Synchrotron diffraction data were collected at the beamline 14.1 and 14.2 of the MX Joint Berlin laboratory at BESSY (Berlin, Germany) at a wavelength of 0.97949 Å and temperature of 100 K. Diffraction data were processed with XDS⁴⁶. Experimental phases were determined by single anomalous dispersion with the AUTOSOL routine in PHENIX⁴⁷ using PHASER⁴⁸ and SOLVE/RESOLVE⁴⁹ exploiting the selenomethionine-labeled AlbAS (Supplementary Table 1). There were 35 heavy-atom sites in the asymmetric unit (FOM: 0.413, BAYES-CC: 60.3). An initial model of AlbAS was built with the program AUTOSOL in PHENIX⁴⁷. All dihedral angles were found in favored (99.8%) and allowed (0.2%) regions of the Ramachandran plot. Our structure contains no Ramachandran plot outliers. The structure was refined by maximum-likelihood restrained refinement using in PHENIX, including TLS refinement⁵⁰. Model adjustment and water picking was performed with COOT⁵¹. Geometrical restraints used in the refinement of albicidin were generated by using the Grade Web Server (http://grade.globalphasing.org) that queries the Cambridge Structural Databank with optional quantum chemical regularization.
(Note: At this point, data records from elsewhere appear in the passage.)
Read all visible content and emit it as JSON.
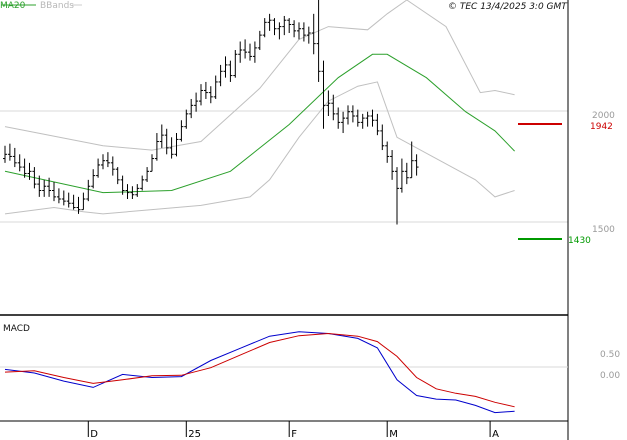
{
  "legend": {
    "ma20_label": "MA20",
    "bbands_label": "BBands",
    "ma20_color": "#2ca02c",
    "bbands_color": "#b8b8b8"
  },
  "copyright": "© TEC 13/4/2025 3:0 GMT",
  "macd_label": "MACD",
  "price_levels": [
    {
      "label": "2000",
      "value": 2000
    },
    {
      "label": "1500",
      "value": 1500
    }
  ],
  "macd_levels": [
    {
      "label": "0.50",
      "value": 0.5
    },
    {
      "label": "0.00",
      "value": 0.0
    }
  ],
  "markers": [
    {
      "label": "1942",
      "value": 1942,
      "color": "#cc0000"
    },
    {
      "label": "1430",
      "value": 1430,
      "color": "#009900"
    }
  ],
  "x_labels": [
    {
      "label": "D",
      "index": 17
    },
    {
      "label": "25",
      "index": 37
    },
    {
      "label": "F",
      "index": 58
    },
    {
      "label": "M",
      "index": 78
    },
    {
      "label": "A",
      "index": 99
    }
  ],
  "chart_data": {
    "type": "line",
    "price_ylim": [
      1005,
      2485
    ],
    "macd_ylim": [
      -0.9,
      1.28
    ],
    "series": [
      {
        "name": "MA20",
        "color": "#2ca02c",
        "x": [
          0,
          20,
          34,
          46,
          58,
          68,
          75,
          78,
          86,
          94,
          100,
          104
        ],
        "y": [
          1680,
          1580,
          1590,
          1680,
          1900,
          2120,
          2230,
          2230,
          2120,
          1960,
          1870,
          1775
        ]
      },
      {
        "name": "BBands upper",
        "color": "#c0c0c0",
        "x": [
          0,
          20,
          30,
          40,
          52,
          60,
          66,
          74,
          78,
          82,
          90,
          97,
          100,
          104
        ],
        "y": [
          1890,
          1800,
          1780,
          1820,
          2070,
          2300,
          2360,
          2345,
          2420,
          2485,
          2360,
          2050,
          2060,
          2040
        ]
      },
      {
        "name": "BBands lower",
        "color": "#c0c0c0",
        "x": [
          0,
          10,
          16,
          20,
          30,
          40,
          50,
          54,
          60,
          66,
          72,
          76,
          80,
          88,
          96,
          100,
          104
        ],
        "y": [
          1480,
          1510,
          1490,
          1480,
          1500,
          1520,
          1560,
          1640,
          1840,
          2010,
          2080,
          2100,
          1840,
          1740,
          1640,
          1560,
          1590
        ]
      },
      {
        "name": "MACD",
        "color": "#0000cc",
        "x": [
          0,
          6,
          12,
          18,
          24,
          30,
          36,
          42,
          48,
          54,
          60,
          66,
          72,
          76,
          80,
          84,
          88,
          92,
          96,
          100,
          104
        ],
        "y": [
          0.18,
          0.1,
          -0.08,
          -0.22,
          0.07,
          0.0,
          0.02,
          0.38,
          0.65,
          0.92,
          1.02,
          0.98,
          0.87,
          0.66,
          -0.05,
          -0.4,
          -0.48,
          -0.5,
          -0.62,
          -0.78,
          -0.75
        ]
      },
      {
        "name": "Signal",
        "color": "#cc0000",
        "x": [
          0,
          6,
          12,
          18,
          24,
          30,
          36,
          42,
          48,
          54,
          60,
          66,
          72,
          76,
          80,
          84,
          88,
          92,
          96,
          100,
          104
        ],
        "y": [
          0.12,
          0.15,
          0.0,
          -0.13,
          -0.05,
          0.04,
          0.05,
          0.22,
          0.5,
          0.78,
          0.93,
          0.98,
          0.92,
          0.8,
          0.47,
          0.0,
          -0.25,
          -0.35,
          -0.42,
          -0.55,
          -0.65
        ]
      }
    ],
    "ohlc": [
      {
        "h": 1800,
        "l": 1720,
        "o": 1740,
        "c": 1760
      },
      {
        "h": 1810,
        "l": 1730,
        "o": 1760,
        "c": 1750
      },
      {
        "h": 1790,
        "l": 1700,
        "o": 1750,
        "c": 1720
      },
      {
        "h": 1760,
        "l": 1680,
        "o": 1720,
        "c": 1700
      },
      {
        "h": 1740,
        "l": 1650,
        "o": 1700,
        "c": 1670
      },
      {
        "h": 1720,
        "l": 1640,
        "o": 1670,
        "c": 1680
      },
      {
        "h": 1700,
        "l": 1600,
        "o": 1680,
        "c": 1620
      },
      {
        "h": 1660,
        "l": 1560,
        "o": 1620,
        "c": 1590
      },
      {
        "h": 1640,
        "l": 1560,
        "o": 1590,
        "c": 1610
      },
      {
        "h": 1650,
        "l": 1560,
        "o": 1610,
        "c": 1590
      },
      {
        "h": 1630,
        "l": 1540,
        "o": 1590,
        "c": 1560
      },
      {
        "h": 1600,
        "l": 1530,
        "o": 1560,
        "c": 1550
      },
      {
        "h": 1590,
        "l": 1520,
        "o": 1550,
        "c": 1540
      },
      {
        "h": 1580,
        "l": 1510,
        "o": 1540,
        "c": 1530
      },
      {
        "h": 1570,
        "l": 1500,
        "o": 1530,
        "c": 1510
      },
      {
        "h": 1560,
        "l": 1480,
        "o": 1510,
        "c": 1500
      },
      {
        "h": 1580,
        "l": 1500,
        "o": 1500,
        "c": 1550
      },
      {
        "h": 1640,
        "l": 1540,
        "o": 1550,
        "c": 1610
      },
      {
        "h": 1690,
        "l": 1600,
        "o": 1610,
        "c": 1660
      },
      {
        "h": 1740,
        "l": 1650,
        "o": 1660,
        "c": 1710
      },
      {
        "h": 1760,
        "l": 1690,
        "o": 1710,
        "c": 1730
      },
      {
        "h": 1770,
        "l": 1700,
        "o": 1730,
        "c": 1720
      },
      {
        "h": 1750,
        "l": 1660,
        "o": 1720,
        "c": 1690
      },
      {
        "h": 1700,
        "l": 1620,
        "o": 1690,
        "c": 1640
      },
      {
        "h": 1660,
        "l": 1570,
        "o": 1640,
        "c": 1590
      },
      {
        "h": 1620,
        "l": 1550,
        "o": 1590,
        "c": 1580
      },
      {
        "h": 1610,
        "l": 1550,
        "o": 1580,
        "c": 1570
      },
      {
        "h": 1620,
        "l": 1560,
        "o": 1570,
        "c": 1600
      },
      {
        "h": 1660,
        "l": 1590,
        "o": 1600,
        "c": 1640
      },
      {
        "h": 1700,
        "l": 1630,
        "o": 1640,
        "c": 1680
      },
      {
        "h": 1760,
        "l": 1680,
        "o": 1680,
        "c": 1740
      },
      {
        "h": 1860,
        "l": 1730,
        "o": 1740,
        "c": 1820
      },
      {
        "h": 1900,
        "l": 1790,
        "o": 1820,
        "c": 1850
      },
      {
        "h": 1880,
        "l": 1760,
        "o": 1850,
        "c": 1790
      },
      {
        "h": 1840,
        "l": 1740,
        "o": 1790,
        "c": 1760
      },
      {
        "h": 1860,
        "l": 1750,
        "o": 1760,
        "c": 1830
      },
      {
        "h": 1920,
        "l": 1820,
        "o": 1830,
        "c": 1890
      },
      {
        "h": 1970,
        "l": 1880,
        "o": 1890,
        "c": 1950
      },
      {
        "h": 2020,
        "l": 1930,
        "o": 1950,
        "c": 1990
      },
      {
        "h": 2050,
        "l": 1960,
        "o": 1990,
        "c": 2010
      },
      {
        "h": 2090,
        "l": 1990,
        "o": 2010,
        "c": 2060
      },
      {
        "h": 2100,
        "l": 2020,
        "o": 2060,
        "c": 2050
      },
      {
        "h": 2080,
        "l": 2000,
        "o": 2050,
        "c": 2030
      },
      {
        "h": 2130,
        "l": 2020,
        "o": 2030,
        "c": 2100
      },
      {
        "h": 2180,
        "l": 2080,
        "o": 2100,
        "c": 2150
      },
      {
        "h": 2220,
        "l": 2120,
        "o": 2150,
        "c": 2180
      },
      {
        "h": 2200,
        "l": 2100,
        "o": 2180,
        "c": 2130
      },
      {
        "h": 2250,
        "l": 2120,
        "o": 2130,
        "c": 2230
      },
      {
        "h": 2290,
        "l": 2190,
        "o": 2230,
        "c": 2250
      },
      {
        "h": 2300,
        "l": 2210,
        "o": 2250,
        "c": 2240
      },
      {
        "h": 2280,
        "l": 2200,
        "o": 2240,
        "c": 2220
      },
      {
        "h": 2290,
        "l": 2190,
        "o": 2220,
        "c": 2260
      },
      {
        "h": 2340,
        "l": 2250,
        "o": 2260,
        "c": 2320
      },
      {
        "h": 2400,
        "l": 2310,
        "o": 2320,
        "c": 2380
      },
      {
        "h": 2420,
        "l": 2340,
        "o": 2380,
        "c": 2390
      },
      {
        "h": 2400,
        "l": 2320,
        "o": 2390,
        "c": 2350
      },
      {
        "h": 2380,
        "l": 2300,
        "o": 2350,
        "c": 2360
      },
      {
        "h": 2410,
        "l": 2320,
        "o": 2360,
        "c": 2390
      },
      {
        "h": 2400,
        "l": 2330,
        "o": 2390,
        "c": 2370
      },
      {
        "h": 2390,
        "l": 2310,
        "o": 2370,
        "c": 2340
      },
      {
        "h": 2380,
        "l": 2300,
        "o": 2340,
        "c": 2350
      },
      {
        "h": 2380,
        "l": 2290,
        "o": 2350,
        "c": 2320
      },
      {
        "h": 2360,
        "l": 2280,
        "o": 2320,
        "c": 2330
      },
      {
        "h": 2420,
        "l": 2230,
        "o": 2330,
        "c": 2280
      },
      {
        "h": 2485,
        "l": 2100,
        "o": 2280,
        "c": 2150
      },
      {
        "h": 2200,
        "l": 1880,
        "o": 2150,
        "c": 1990
      },
      {
        "h": 2060,
        "l": 1940,
        "o": 1990,
        "c": 2000
      },
      {
        "h": 2040,
        "l": 1920,
        "o": 2000,
        "c": 1950
      },
      {
        "h": 1980,
        "l": 1880,
        "o": 1950,
        "c": 1910
      },
      {
        "h": 1960,
        "l": 1860,
        "o": 1910,
        "c": 1930
      },
      {
        "h": 1990,
        "l": 1900,
        "o": 1930,
        "c": 1960
      },
      {
        "h": 1990,
        "l": 1910,
        "o": 1960,
        "c": 1940
      },
      {
        "h": 1970,
        "l": 1890,
        "o": 1940,
        "c": 1910
      },
      {
        "h": 1950,
        "l": 1880,
        "o": 1910,
        "c": 1930
      },
      {
        "h": 1960,
        "l": 1890,
        "o": 1930,
        "c": 1940
      },
      {
        "h": 1970,
        "l": 1890,
        "o": 1940,
        "c": 1920
      },
      {
        "h": 1950,
        "l": 1850,
        "o": 1920,
        "c": 1870
      },
      {
        "h": 1900,
        "l": 1780,
        "o": 1870,
        "c": 1800
      },
      {
        "h": 1820,
        "l": 1720,
        "o": 1800,
        "c": 1750
      },
      {
        "h": 1780,
        "l": 1640,
        "o": 1750,
        "c": 1680
      },
      {
        "h": 1700,
        "l": 1430,
        "o": 1680,
        "c": 1600
      },
      {
        "h": 1740,
        "l": 1580,
        "o": 1600,
        "c": 1680
      },
      {
        "h": 1720,
        "l": 1620,
        "o": 1680,
        "c": 1650
      },
      {
        "h": 1820,
        "l": 1650,
        "o": 1650,
        "c": 1730
      },
      {
        "h": 1760,
        "l": 1660,
        "o": 1730,
        "c": 1700
      }
    ]
  }
}
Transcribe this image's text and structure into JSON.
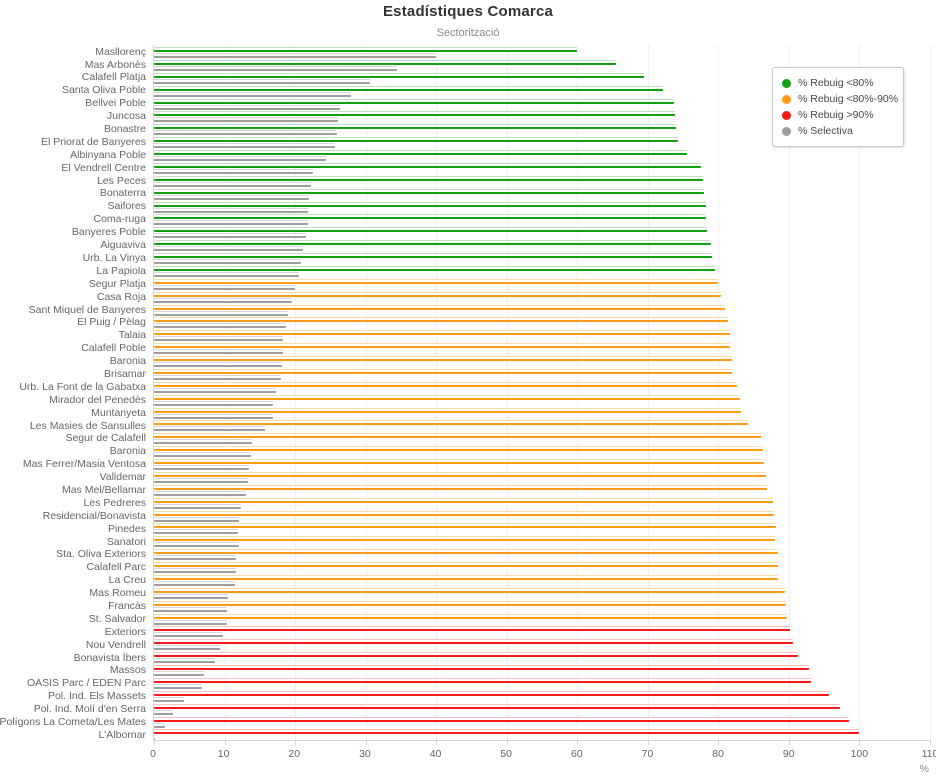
{
  "chart": {
    "title": "Estadístiques Comarca",
    "subtitle": "Sectorització",
    "x_unit": "%"
  },
  "legend": {
    "items": [
      {
        "label": "% Rebuig <80%",
        "color": "#12a112",
        "color_light": "#bfe3bf"
      },
      {
        "label": "% Rebuig <80%-90%",
        "color": "#ff9c17",
        "color_light": "#ffd9a6"
      },
      {
        "label": "% Rebuig >90%",
        "color": "#fa1919",
        "color_light": "#ffc2c2"
      },
      {
        "label": "% Selectiva",
        "color": "#9e9e9e",
        "color_light": "#d6d6d6"
      }
    ]
  },
  "chart_data": {
    "type": "bar",
    "orientation": "horizontal",
    "title": "Estadístiques Comarca",
    "subtitle": "Sectorització",
    "xlabel": "%",
    "xlim": [
      0,
      110
    ],
    "x_ticks": [
      0,
      10,
      20,
      30,
      40,
      50,
      60,
      70,
      80,
      90,
      100,
      110
    ],
    "grid": "vertical",
    "legend_position": "top-right",
    "color_rule": "rebuig <80 green, 80-90 orange, >90 red; selectiva gray",
    "categories": [
      "Masllorenç",
      "Mas Arbonès",
      "Calafell Platja",
      "Santa Oliva Poble",
      "Bellvei Poble",
      "Juncosa",
      "Bonastre",
      "El Priorat de Banyeres",
      "Albinyana Poble",
      "El Vendrell Centre",
      "Les Peces",
      "Bonaterra",
      "Saifores",
      "Coma-ruga",
      "Banyeres Poble",
      "Aiguaviva",
      "Urb. La Vinya",
      "La Papiola",
      "Segur Platja",
      "Casa Roja",
      "Sant Miquel de Banyeres",
      "El Puig / Pèlag",
      "Talaia",
      "Calafell Poble",
      "Baronia",
      "Brisamar",
      "Urb. La Font de la Gabatxa",
      "Mirador del Penedès",
      "Muntanyeta",
      "Les Masies de Sansulles",
      "Segur de Calafell",
      "Baronia",
      "Mas Ferrer/Masia Ventosa",
      "Valldemar",
      "Mas Mel/Bellamar",
      "Les Pedreres",
      "Residencial/Bonavista",
      "Pinedes",
      "Sanatori",
      "Sta. Oliva Exteriors",
      "Calafell Parc",
      "La Creu",
      "Mas Romeu",
      "Francàs",
      "St. Salvador",
      "Exteriors",
      "Nou Vendrell",
      "Bonavista Íbers",
      "Massos",
      "OASIS Parc / EDEN Parc",
      "Pol. Ind. Els Massets",
      "Pol. Ind. Molí d'en Serra",
      "Polígons La Cometa/Les Mates",
      "L'Albornar"
    ],
    "series": [
      {
        "name": "% Rebuig",
        "values": [
          60.0,
          65.5,
          69.4,
          72.1,
          73.7,
          73.9,
          74.0,
          74.3,
          75.6,
          77.5,
          77.8,
          78.0,
          78.2,
          78.2,
          78.4,
          78.9,
          79.1,
          79.5,
          80.0,
          80.4,
          81.0,
          81.3,
          81.7,
          81.7,
          81.9,
          82.0,
          82.7,
          83.1,
          83.2,
          84.2,
          86.1,
          86.3,
          86.5,
          86.7,
          86.9,
          87.7,
          87.9,
          88.1,
          88.0,
          88.4,
          88.4,
          88.5,
          89.5,
          89.6,
          89.7,
          90.2,
          90.6,
          91.3,
          92.9,
          93.2,
          95.7,
          97.3,
          98.5,
          99.9
        ]
      },
      {
        "name": "% Selectiva",
        "values": [
          40.0,
          34.5,
          30.6,
          27.9,
          26.3,
          26.1,
          26.0,
          25.7,
          24.4,
          22.5,
          22.2,
          22.0,
          21.8,
          21.8,
          21.6,
          21.1,
          20.9,
          20.5,
          20.0,
          19.6,
          19.0,
          18.7,
          18.3,
          18.3,
          18.1,
          18.0,
          17.3,
          16.9,
          16.8,
          15.8,
          13.9,
          13.7,
          13.5,
          13.3,
          13.1,
          12.3,
          12.1,
          11.9,
          12.0,
          11.6,
          11.6,
          11.5,
          10.5,
          10.4,
          10.3,
          9.8,
          9.4,
          8.7,
          7.1,
          6.8,
          4.3,
          2.7,
          1.5,
          0.1
        ]
      }
    ]
  }
}
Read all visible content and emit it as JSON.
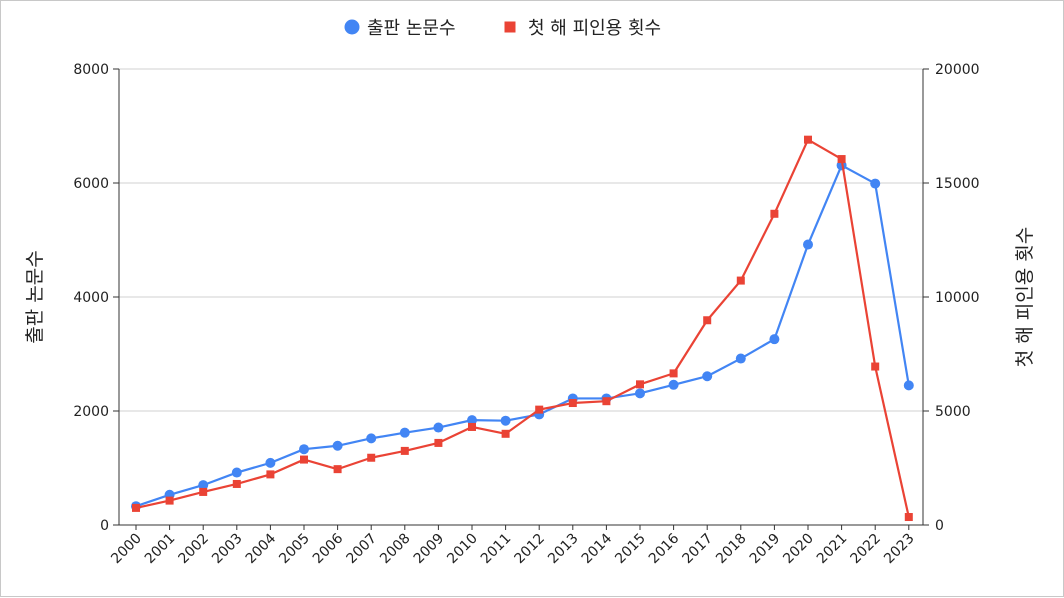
{
  "chart_data": {
    "type": "line",
    "categories": [
      "2000",
      "2001",
      "2002",
      "2003",
      "2004",
      "2005",
      "2006",
      "2007",
      "2008",
      "2009",
      "2010",
      "2011",
      "2012",
      "2013",
      "2014",
      "2015",
      "2016",
      "2017",
      "2018",
      "2019",
      "2020",
      "2021",
      "2022",
      "2023"
    ],
    "series": [
      {
        "name": "출판 논문수",
        "axis": "left",
        "color": "#4285f4",
        "marker": "circle",
        "values": [
          330,
          530,
          700,
          920,
          1090,
          1330,
          1390,
          1520,
          1620,
          1710,
          1840,
          1830,
          1940,
          2220,
          2220,
          2310,
          2460,
          2610,
          2920,
          3260,
          4920,
          6310,
          5990,
          2450
        ]
      },
      {
        "name": "첫 해 피인용 횟수",
        "axis": "right",
        "color": "#ea4335",
        "marker": "square",
        "values": [
          750,
          1070,
          1450,
          1800,
          2220,
          2870,
          2450,
          2950,
          3250,
          3600,
          4300,
          4000,
          5060,
          5350,
          5430,
          6170,
          6650,
          8980,
          10720,
          13650,
          16900,
          16050,
          6950,
          350
        ]
      }
    ],
    "ylabel": "출판 논문수",
    "y2label": "첫 해 피인용 횟수",
    "ylim": [
      0,
      8000
    ],
    "y2lim": [
      0,
      20000
    ],
    "yticks": [
      "0",
      "2000",
      "4000",
      "6000",
      "8000"
    ],
    "y2ticks": [
      "0",
      "5000",
      "10000",
      "15000",
      "20000"
    ],
    "grid": true,
    "legend": "top-center"
  }
}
Model quality was evaluated with MolProbity⁵² and the JCSG validation server⁵³. Secondary structure elements were assigned with DSSP⁵⁴, and ALSCRIPT⁵⁵ was used for secondary structure-based sequence alignments. Figures were prepared using PyMOL⁵⁶ and channels were calculated with CAVER⁵⁷.

Data availability

The atomic coordinates and structure factor amplitudes have been deposited in the Protein Data Bank under the accession code 6ET8. Other data are available from the corresponding author upon reasonable request.